Quote Originally Posted by Talakeal View Post
Basically, my game is sort of like Pendragon in that you alternate adventuring phases and downtime phases.

By having only a single combat each adventure, the players were able to devote nearly 100% of their resources to the downtime phase, which they then used to buy or craft equipment far beyond what they would have in a normal game, which in turn meant they had an even easier time and used even less resources in the adventuring phase.

Now, in a normal game I could have simply adjusted combat difficulty or item costs on the fly, but this was specifically being used to test the combat math and challenge mechanics of my system, so I told my players I was going to need to alter the campaign so they had multiple fights every adventure, which the players didn't like; and then when one player actually died on the last fight of the adventure, it caused a total meltdown and the end of that campaign.
Considering what you knew about your players, how did you ever expect that to work ?

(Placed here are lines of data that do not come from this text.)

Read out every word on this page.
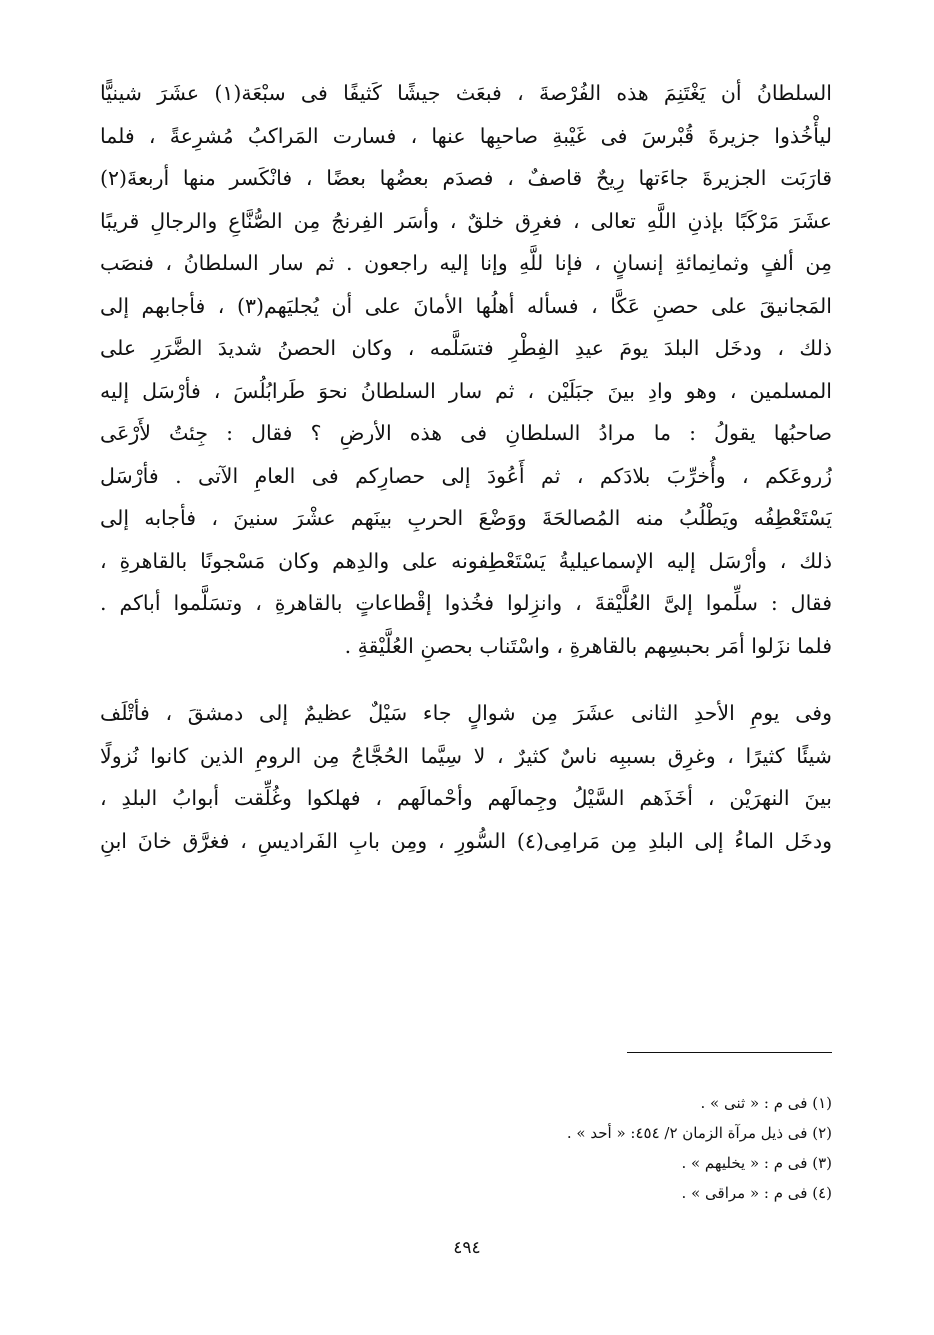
السلطانُ أن يَغْتَنِمَ هذه الفُرْصةَ ، فبعَث جيشًا كَثيفًا فى سبْعَة(١) عشَرَ شينيًّا
ليأْخُذوا جزيرةَ قُبْرسَ فى غَيْبةِ صاحبِها عنها ، فسارت المَراكبُ مُشرِعةً ، فلما
قارَبَت الجزيرةَ جاءَتها رِيحٌ قاصفٌ ، فصدَم بعضُها بعضًا ، فانْكَسر منها أربعةَ(٢)
عشَرَ مَرْكَبًا بإذنِ اللَّهِ تعالى ، فغرِق خلقٌ ، وأسَر الفِرنجُ مِن الصُّنَّاعِ والرجالِ قريبًا
مِن ألفٍ وثمانِمائةِ إنسانٍ ، فإنا للَّهِ وإنا إليه راجعون . ثم سار السلطانُ ، فنصَب
المَجانيقَ على حصنِ عَكَّا ، فسأله أهلُها الأمانَ على أن يُجليَهم(٣) ، فأجابهم إلى
ذلك ، ودخَل البلدَ يومَ عيدِ الفِطْرِ فتسَلَّمه ، وكان الحصنُ شديدَ الضَّرَرِ على
المسلمين ، وهو وادِ بينَ جبَلَيْن ، ثم سار السلطانُ نحوَ طَرابُلُسَ ، فأرْسَل إليه
صاحبُها يقولُ : ما مرادُ السلطانِ فى هذه الأرضِ ؟ فقال : جِئتُ لأَرْعَى
زُروعَكم ، وأُخرِّبَ بلادَكم ، ثم أَعُودَ إلى حصارِكم فى العامِ الآتى . فأرْسَل
يَسْتَعْطِفُه ويَطْلُبُ منه المُصالحَةَ ووَضْعَ الحربِ بينَهم عشْرَ سنينَ ، فأجابه إلى
ذلك ، وأرْسَل إليه الإسماعيليةُ يَسْتَعْطِفونه على والدِهم وكان مَسْجونًا بالقاهرةِ ،
فقال : سلِّموا إلىَّ العُلَّيْقةَ ، وانزِلوا فخُذوا إقْطاعاتٍ بالقاهرةِ ، وتسَلَّموا أباكم .
فلما نزَلوا أمَر بحبسِهم بالقاهرةِ ، واسْتَناب بحصنِ العُلَّيْقةِ .
وفى يومِ الأحدِ الثانى عشَرَ مِن شوالٍ جاء سَيْلٌ عظيمٌ إلى دمشقَ ، فأتْلَف
شيئًا كثيرًا ، وغرِق بسببِه ناسٌ كثيرٌ ، لا سِيَّما الحُجَّاجُ مِن الرومِ الذين كانوا نُزولًا
بينَ النهرَيْن ، أخَذَهم السَّيْلُ وجِمالَهم وأحْمالَهم ، فهلكوا وغُلِّقت أبوابُ البلدِ ،
ودخَل الماءُ إلى البلدِ مِن مَرامِى(٤) السُّورِ ، ومِن بابِ الفَراديسِ ، فغرَّق خانَ ابنِ
(١) فى م : « ثنى » .
(٢) فى ذيل مرآة الزمان ٢/ ٤٥٤: « أحد » .
(٣) فى م : « يخليهم » .
(٤) فى م : « مراقى » .
٤٩٤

Such a setup has a couple of risks/downsides :

- By coupling advancement to performance, you have an inbuilt tendency to produce either a power runaway or a death spiral. (And not surprisingly exactly that has happened)
- By having permanent downtime progress depend on not using ressources in fights, ressource use in fights feels bad
- A close win feels like a loss as the characters are permanently weakened, only a curbstomp battle feels like a good achievement that benefits the characters.

I am not saying that this idea is horrible in general, there are ways to make it somewhat work. But it is something that really should never been used at your table with your players. Your problems were basically unavoidable with this. It didn't occur to me when you first described it because i didn't know much about the players yet, but now it seems utterly obvious.